«Sono venuta al colloquio per mia madre», disse la piccola bambina in vestito giallo, che entrò da sola in un’azienda multietnica 😱 Nessuno poteva immaginare cosa sarebbe successo dopo…
L’atrio della compagnia Ellison brillava sotto la luce del mattino, con le sue enormi finestre e il marmo lucente. Era un normale martedì, i dipendenti in giacca e cravatta si muovevano velocemente, i badge sul petto. Poi si aprirono le porte girevoli.
Entrò una bambina, non più di otto anni. Sneakers consumate, borsa troppo grande, capelli intrecciati che incorniciavano un volto deciso.
La guardia James la osservò con curiosità.
— Piccola, ti sei persa?
La bambina alzò il mento e rispose con fermezza:
— Sono venuta al colloquio per mia madre. 😯

La receptionist alzò un sopracciglio, mentre un uomo con la valigetta sorrise nervosamente, pensando che fosse uno scherzo. Ma Clara non sorrideva 😯😯
— Mi chiamo Clara Wilson — disse. — Mia madre, Angela Wilson, ha fatto domanda per il ruolo di Senior Analyst. Non può venire, quindi sono qui al suo posto.
La receptionist cercò di fermarla, ma Clara la interruppe:
— Si allena ogni sera, anche dopo il secondo lavoro. Conosco a memoria il suo discorso. Datele una possibilità.

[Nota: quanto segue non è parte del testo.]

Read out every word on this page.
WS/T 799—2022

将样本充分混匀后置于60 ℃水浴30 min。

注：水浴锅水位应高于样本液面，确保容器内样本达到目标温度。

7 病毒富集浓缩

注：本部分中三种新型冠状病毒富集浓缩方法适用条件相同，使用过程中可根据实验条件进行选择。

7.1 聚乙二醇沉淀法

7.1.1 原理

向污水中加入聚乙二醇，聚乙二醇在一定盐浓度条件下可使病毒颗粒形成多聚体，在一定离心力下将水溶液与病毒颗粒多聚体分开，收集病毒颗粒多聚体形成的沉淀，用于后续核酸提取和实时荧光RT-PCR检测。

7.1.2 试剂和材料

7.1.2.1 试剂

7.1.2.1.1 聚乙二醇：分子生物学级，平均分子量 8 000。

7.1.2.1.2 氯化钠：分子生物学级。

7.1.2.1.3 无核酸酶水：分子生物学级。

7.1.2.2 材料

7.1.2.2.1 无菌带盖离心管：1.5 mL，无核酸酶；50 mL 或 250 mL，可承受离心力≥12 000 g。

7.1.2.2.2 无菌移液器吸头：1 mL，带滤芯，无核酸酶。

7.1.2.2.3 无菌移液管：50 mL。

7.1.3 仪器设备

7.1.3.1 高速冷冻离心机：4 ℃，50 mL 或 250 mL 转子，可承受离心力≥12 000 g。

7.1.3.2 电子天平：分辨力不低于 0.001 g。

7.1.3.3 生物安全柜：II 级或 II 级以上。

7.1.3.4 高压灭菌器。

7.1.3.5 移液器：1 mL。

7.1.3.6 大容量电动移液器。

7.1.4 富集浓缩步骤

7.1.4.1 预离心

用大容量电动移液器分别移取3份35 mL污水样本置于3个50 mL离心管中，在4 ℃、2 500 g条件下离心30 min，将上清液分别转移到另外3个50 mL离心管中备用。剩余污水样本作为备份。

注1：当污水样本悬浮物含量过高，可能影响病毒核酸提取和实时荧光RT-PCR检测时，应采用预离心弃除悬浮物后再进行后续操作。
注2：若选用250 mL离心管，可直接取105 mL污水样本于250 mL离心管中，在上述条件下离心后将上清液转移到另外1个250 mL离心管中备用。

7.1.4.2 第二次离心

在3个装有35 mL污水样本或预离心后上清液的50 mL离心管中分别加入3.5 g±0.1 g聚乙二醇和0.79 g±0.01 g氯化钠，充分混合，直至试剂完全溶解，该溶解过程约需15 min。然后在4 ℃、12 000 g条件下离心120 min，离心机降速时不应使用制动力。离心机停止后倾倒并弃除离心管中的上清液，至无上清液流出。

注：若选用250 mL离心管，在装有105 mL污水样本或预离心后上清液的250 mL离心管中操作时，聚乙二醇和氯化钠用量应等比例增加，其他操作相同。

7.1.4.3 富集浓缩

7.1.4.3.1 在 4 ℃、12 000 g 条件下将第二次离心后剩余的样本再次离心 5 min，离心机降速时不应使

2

Calò il silenzio. Un uomo alto in completo grigio si avvicinò.
— Sono Richard Hale, Direttore delle Operazioni.
Si chinò per stringere la mano a Clara, poi chiese a bassa voce:
— Perché pensi di poter parlare per tua madre?
La risposta della bambina colpì tutti i presenti.
Sussurri percorsero la sala mentre Clara, piccola sulla sua sedia, seguiva il direttore. La stanza, enorme, con targhe e un tavolo di mogano, sembrava sproporzionata. Tre dirigenti la osservavano in silenzio.

Margaret, Direttrice delle Risorse Umane, aggrottò le sopracciglia.
— Signor Hale, questa non è una procedura normale. Non si invita un bambino a un colloquio.
Richard rispose con calma:
— Quando un bambino porta sulle spalle il peso di un intero mondo, merita di essere ascoltato.
Clara appoggiò il quaderno stropicciato sul tavolo e con tranquilla determinazione iniziò:
— Mia madre, Angela Wilson, è la persona più determinata che conosca. Lavora in una tavola calda dalle cinque del mattino, e ogni sera studia finanza. Ha fatto domanda qui quattro volte, ogni rifiuto la faceva piangere, ma non si è mai arresa.
La sua voce tremava, ma continuò:
— Aiuta anche i commercianti del nostro quartiere a fare i conti, senza chiedere nulla in cambio.
I dirigenti si scambiarono uno sguardo silenzioso. Interessato, Richard chiese:
— Perché tua madre merita il successo qui?
Clara sorrise:
— Perché lo fa già. Gestisce la nostra casa come un’azienda.
Pochi istanti dopo entrò Angela, ansimante e con la divisa della tavola calda.
— Clara! Cosa ci fai qui?
Richard si alzò:
— Tua figlia ha fatto una presentazione straordinaria.
Angela arrossì.
— Scusa…
Richard la interruppe:
— Ha parlato per voi meglio di qualsiasi curriculum.
Dopo il sincero colloquio, Angela ricevette un’offerta. Clara sorrise:
— Mamma, hai cambiato la mia vita.
Angela rispose:
— No, sei stata tu a cambiare la mia.